150/250V Mica Tape + XLPE Insulated, LSOH (SHF1) Sheathed, Overall Screened Fire Resistant Instrumentation & Control Cables (Multipair/Multitriple)
Application | These cables are used on board of ships in all locations for fixed installations not subject to mechanical risk complying with IEC standards 60092-352 in safety circuit, where fire resistance is required. These cables are fire resistant, flame retardant, low smoke & halogen free, suitable for installations on passenger ships, as on other commercial vessels. |
Standards | IEC 60092-350/351/376/359 |
Construction | |
Conductors | Class 2 stranded copper conductor. |
Insulation | Mica tape + XLPE. |
Cabling Element | Pair/Triple. |
Overall Screen | Al/polyester tape. |
Drain Wire | Tinned copper wire. |
Outer Sheath | LSOH (SHF1). SHF2 can be offered upon request. |
Core Identification | Pair: White/blue with printed pair number and core number. |
Mechanical and Thermal Properties | Bending Radius for Fixed Installations: 6×OD (OD>25mm); 4×OD (OD ≤25mm) |
In the vast expanse of the world's oceans, where ships navigate treacherous waters and face unpredictable hazards, the unsung heroes of maritime engineering often lie hidden within the vessel's structure. These are the specialised cables that ensure critical systems remain operational, even in the face of fire. But what exactly makes 150/250V Mica Tape + XLPE Insulated, LSOH (SHF1) Sheathed, Overall Screened Fire Resistant Instrumentation & Control Cables (Multipair/Multitriple) so vital?
Understanding the Basics: What Are These Cables?
At their core, instrumentation and control cables are the nervous system of a ship. They transmit low-voltage signals (typically 150/250V) between sensors, controllers, and actuators, enabling everything from engine monitoring to navigation systems. Unlike standard power cables, which handle higher currents for propulsion or lighting, these are optimised for data accuracy and minimal interference. The "multipair" or "multitriple" designation refers to their configuration: bundles of twisted pairs or triples of conductors, which reduce electromagnetic crosstalk and ensure precise signal transmission.

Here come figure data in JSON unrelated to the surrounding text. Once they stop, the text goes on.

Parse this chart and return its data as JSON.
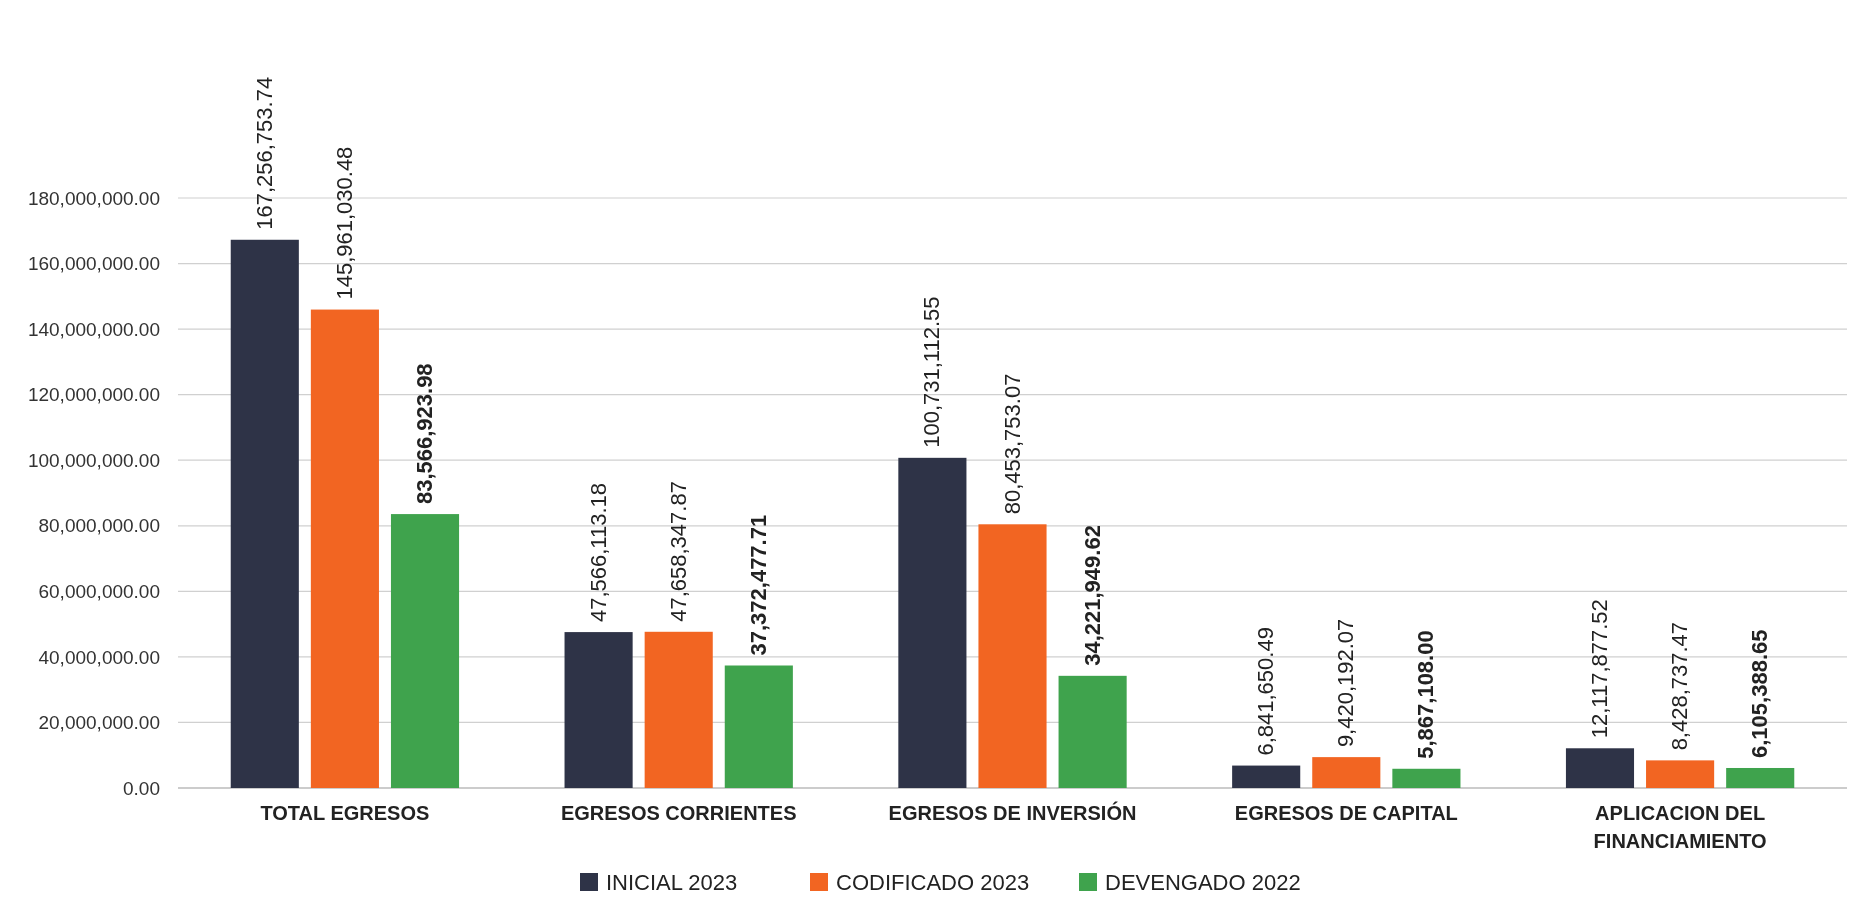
{
  "chart_data": {
    "type": "bar",
    "categories": [
      "TOTAL EGRESOS",
      "EGRESOS CORRIENTES",
      "EGRESOS DE INVERSIÓN",
      "EGRESOS DE CAPITAL",
      "APLICACION DEL FINANCIAMIENTO"
    ],
    "series": [
      {
        "name": "INICIAL 2023",
        "color": "#2e3347",
        "values": [
          167256753.74,
          47566113.18,
          100731112.55,
          6841650.49,
          12117877.52
        ],
        "value_labels": [
          "167,256,753.74",
          "47,566,113.18",
          "100,731,112.55",
          "6,841,650.49",
          "12,117,877.52"
        ]
      },
      {
        "name": "CODIFICADO 2023",
        "color": "#f26522",
        "values": [
          145961030.48,
          47658347.87,
          80453753.07,
          9420192.07,
          8428737.47
        ],
        "value_labels": [
          "145,961,030.48",
          "47,658,347.87",
          "80,453,753.07",
          "9,420,192.07",
          "8,428,737.47"
        ]
      },
      {
        "name": "DEVENGADO 2022",
        "color": "#3fa34d",
        "values": [
          83566923.98,
          37372477.71,
          34221949.62,
          5867108.0,
          6105388.65
        ],
        "value_labels": [
          "83,566,923.98",
          "37,372,477.71",
          "34,221,949.62",
          "5,867,108.00",
          "6,105,388.65"
        ]
      }
    ],
    "ylim": [
      0,
      180000000
    ],
    "yticks": [
      {
        "value": 0,
        "label": "0.00"
      },
      {
        "value": 20000000,
        "label": "20,000,000.00"
      },
      {
        "value": 40000000,
        "label": "40,000,000.00"
      },
      {
        "value": 60000000,
        "label": "60,000,000.00"
      },
      {
        "value": 80000000,
        "label": "80,000,000.00"
      },
      {
        "value": 100000000,
        "label": "100,000,000.00"
      },
      {
        "value": 120000000,
        "label": "120,000,000.00"
      },
      {
        "value": 140000000,
        "label": "140,000,000.00"
      },
      {
        "value": 160000000,
        "label": "160,000,000.00"
      },
      {
        "value": 180000000,
        "label": "180,000,000.00"
      }
    ],
    "grid": "y",
    "legend": "bottom"
  }
}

The fire-resistant variant we're examining incorporates several key features to combat the perils of shipboard fires, which can spread rapidly due to confined spaces and flammable materials. According to the International Maritime Organization (IMO), fires account for a significant portion of maritime incidents, often exacerbated by cable failures that disrupt safety circuits. These cables comply with IEC 60092-352 for electrical installations in ships, ensuring they remain functional during emergencies.
Let's break down the nomenclature: "Mica Tape + XLPE Insulated" indicates the dual-layer insulation system. Mica tape provides exceptional fire resistance, while Cross-Linked Polyethylene (XLPE) offers durable electrical insulation. "LSOH (SHF1) Sheathed" means Low Smoke Zero Halogen sheathing of type SHF1, which minimises toxic emissions. "Overall Screened" refers to an aluminium/polyester tape shield with a tinned copper drain wire, protecting against electromagnetic interference (EMI). "Fire Resistant" ensures circuit integrity under fire conditions, as per IEC 60331-21.

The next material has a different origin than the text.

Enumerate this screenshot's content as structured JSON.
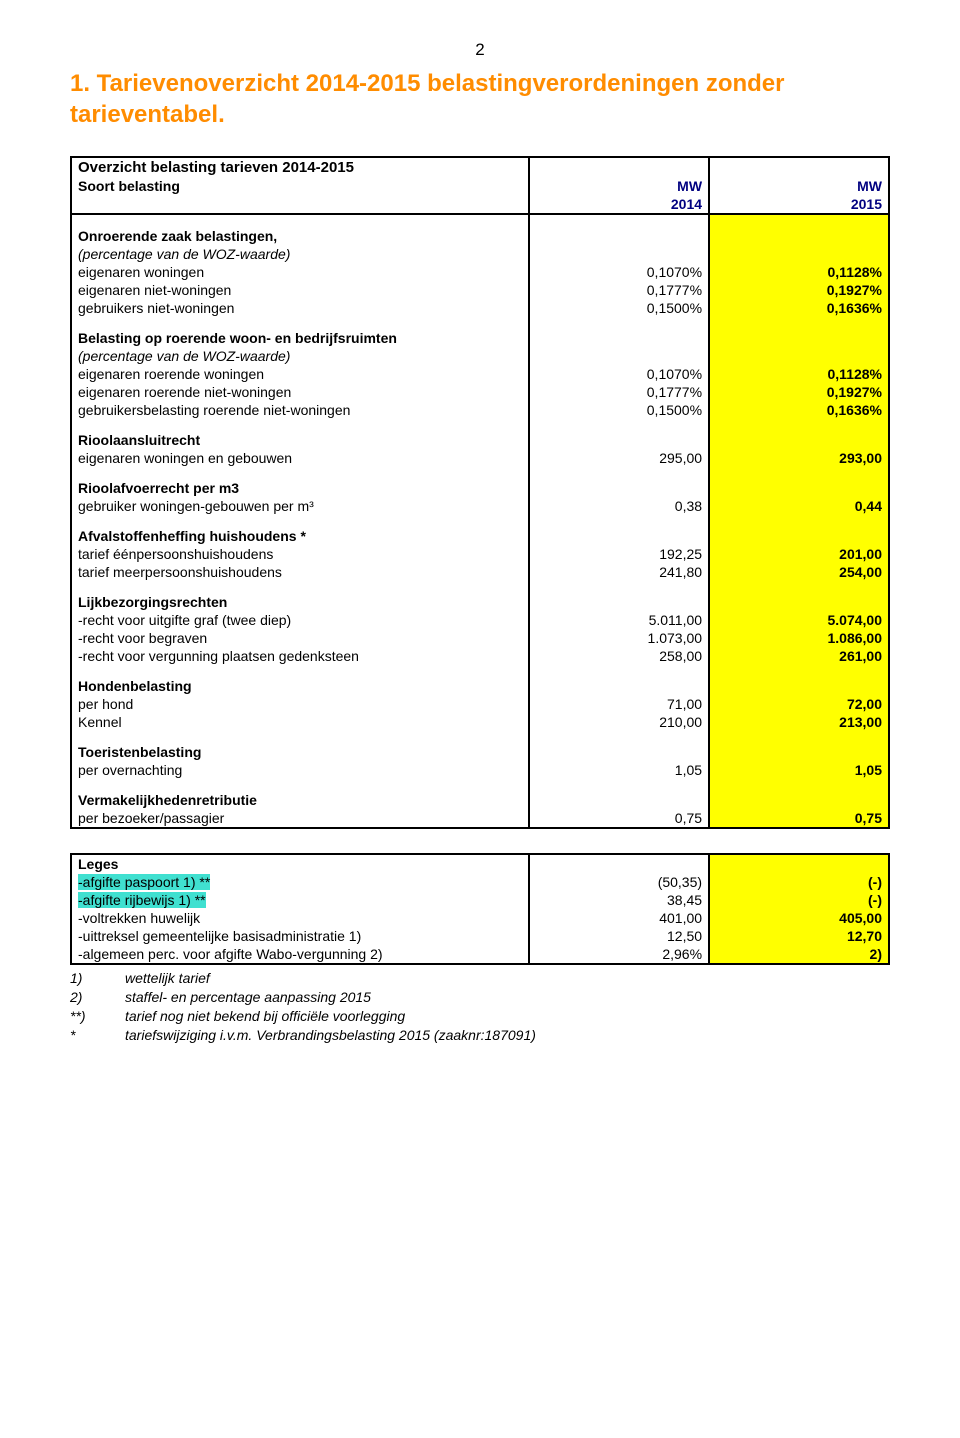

In South African contexts, where vessels must adhere to both international standards and local regulations under the South African Maritime Safety Authority (SAMSA), these cables are particularly relevant. They are used in safety circuits on passenger ships and commercial vessels, where mechanical risks are low but fire hazards are ever-present.
Applications in Maritime Environments:
These cables shine in shipboard applications where reliability is non-negotiable. In engine control rooms, they link sensors monitoring temperature, pressure, and vibrations to PLCs (Programmable Logic Controllers). During a fire, mica insulation keeps circuits alive, allowing automated shutdowns or sprinkler activations.
On offshore platforms off South Africa's coast, like those in the Agulhas Current, they withstand salt spray and hydrocarbons. Their halogen-free nature aligns with environmental regulations, reducing pollution risks.
In passenger ferries operating between Cape Town and Robben Island, low smoke properties protect tourists and crew. Globally, post-incidents like the 2012 Costa Concordia disaster highlight the need for such tech—where cable failures contributed to navigation losses.
Advancements in materials science are pushing boundaries. Future iterations may incorporate nanomaterials for lighter weights or smart sensors for predictive maintenance, integrating with IoT for real-time health monitoring.
Conclusion:
So, why are fire-resistant instrumentation cables crucial for maritime safety? They represent the pinnacle of engineering resilience, ensuring that when flames rage, critical systems endure. From the mica tape's unyielding barrier to the LSOH sheath's life-saving low emissions, every element is meticulously designed. In South Africa, where the ocean economy contributes billions to GDP, adopting these cables isn't just prudent—it's essential for protecting lives, assets, and the environment.
As ships evolve towards autonomy and electrification, these cables will remain foundational. By understanding their intricacies, we appreciate the silent guardians that keep our maritime world afloat.